Paul Newman brings to awesome life the jungle qualities implicit in a slum childhood: Harold Stone, as his father, seems like a Neanderthal survivor blinking in the sun at the entrance of his cave, and Eileen Heckart adds a wire-thin hysteria to the role of the mother. Newman's nearly wordless courtship of Pier Angeli has been pleasantly drawn by Writer Ernest Lehman and Director Robert Wise. Only the film's religious theme is seriously off key. Somebody up there doubtless likes Rocky. But his film biographers obviously did not know what to make of it, end by being merely embarrassing about the 'whole thing.

La Strada (Ponti-De Laurentiis; Trans-Lux) is a sad-sweet little fable that introduces Giulietta Masina. a wonderfully fey Italian actress with something in her of both Imogene Coca and Stan Laurel, and with something more: a vernal innocence that is as ageless as it is rare.

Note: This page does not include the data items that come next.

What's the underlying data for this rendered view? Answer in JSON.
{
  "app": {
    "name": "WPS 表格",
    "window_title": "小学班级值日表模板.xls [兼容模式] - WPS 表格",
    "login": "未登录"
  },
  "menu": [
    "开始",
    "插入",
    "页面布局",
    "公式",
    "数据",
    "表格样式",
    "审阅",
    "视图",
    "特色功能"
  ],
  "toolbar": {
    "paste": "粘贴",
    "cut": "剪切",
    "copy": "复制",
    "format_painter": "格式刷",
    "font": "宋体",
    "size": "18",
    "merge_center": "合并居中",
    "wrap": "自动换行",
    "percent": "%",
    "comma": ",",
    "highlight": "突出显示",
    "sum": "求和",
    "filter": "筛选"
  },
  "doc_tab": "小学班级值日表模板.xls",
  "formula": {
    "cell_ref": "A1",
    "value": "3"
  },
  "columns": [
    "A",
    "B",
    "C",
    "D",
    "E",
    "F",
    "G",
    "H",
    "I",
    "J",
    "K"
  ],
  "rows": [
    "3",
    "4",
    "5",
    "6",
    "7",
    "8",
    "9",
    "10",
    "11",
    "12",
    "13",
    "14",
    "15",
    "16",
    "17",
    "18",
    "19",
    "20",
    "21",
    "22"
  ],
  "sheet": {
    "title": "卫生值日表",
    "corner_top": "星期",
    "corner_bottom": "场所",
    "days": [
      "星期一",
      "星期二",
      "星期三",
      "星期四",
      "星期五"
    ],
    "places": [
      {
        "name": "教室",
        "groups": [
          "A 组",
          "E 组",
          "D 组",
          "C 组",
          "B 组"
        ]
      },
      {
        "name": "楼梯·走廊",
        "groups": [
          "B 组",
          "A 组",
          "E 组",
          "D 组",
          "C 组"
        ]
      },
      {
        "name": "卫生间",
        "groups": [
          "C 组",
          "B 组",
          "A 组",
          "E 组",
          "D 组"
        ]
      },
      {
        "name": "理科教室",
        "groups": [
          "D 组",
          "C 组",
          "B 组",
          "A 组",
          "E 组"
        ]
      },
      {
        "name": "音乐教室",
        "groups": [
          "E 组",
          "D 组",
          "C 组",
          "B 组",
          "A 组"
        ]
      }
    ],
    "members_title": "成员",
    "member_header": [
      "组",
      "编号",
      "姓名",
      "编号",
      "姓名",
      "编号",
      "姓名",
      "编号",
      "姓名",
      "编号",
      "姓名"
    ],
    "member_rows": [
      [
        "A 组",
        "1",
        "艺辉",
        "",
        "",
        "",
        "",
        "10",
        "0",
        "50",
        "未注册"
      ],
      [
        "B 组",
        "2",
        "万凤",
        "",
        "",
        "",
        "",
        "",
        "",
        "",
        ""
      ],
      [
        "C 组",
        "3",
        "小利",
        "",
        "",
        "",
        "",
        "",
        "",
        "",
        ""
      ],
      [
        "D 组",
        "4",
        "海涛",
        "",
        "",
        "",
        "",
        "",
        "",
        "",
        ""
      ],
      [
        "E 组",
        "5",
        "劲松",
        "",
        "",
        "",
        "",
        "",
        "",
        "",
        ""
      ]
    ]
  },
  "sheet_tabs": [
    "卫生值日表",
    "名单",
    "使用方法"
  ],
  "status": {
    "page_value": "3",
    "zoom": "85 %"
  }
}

Giulietta is a cheerful halfwit, sold by her mother to Anthony Quinn. a carnival strong man who travels about Italy in a motorcycle trailer. The loutish strong man has only one trick, breaking an iron chain by expanding his chest. He uses Giulietta as his daytime slavey and nighttime consolation, and she forgives him everything except his brutish indifference. Mostly, she is happy because each day brings them someplace new, where Giulietta can absorbedly examine people, the sky, the road, the washing on a line. She delights in small accomplishments: banging a tambourine, blowing six notes on a trumpet, learning ten lines of dialogue in a hopelessly dismal comedy sketch. Each triumph is enough to make her strut in small-boy pleasure.

They join a circus, and Giulietta watches wide-eyed as a mischievous acrobat (Richard Basehart) baits her surly companion. At the high point of Quinn's act, just as he is about to burst the chain asunder, Basehart comes loping into the ring to say: "You're wanted on the telephone." It is the eternal war of the joyously mad on the brutally strong. In this war Anthony Quinn is always defeated. Just as he is about to grasp his tormentor, he trips. When he pulls a knife, he is arrested.

Freed from jail, Quinn finds Giulietta patiently waiting. Without a word they take to the road again and, on a lonely stretch, encounter Basehart changing a tire. In a cold fury Quinn beats him to death and disguises the murder as an accident. But he has lost again. The murder is written for him to see, every day, in Giulietta's eyes. She whines, rocks dolorously, shrinks from him like a whipped dog. Finally, he abandons her and goes on his way alone. Years later, he learns that she has died, and he crawls down to the sea to howl his despair. A blend of myth and surrealism, the film is a beautifully told allegory--of innocence and the artist and the brute--in which no one wins.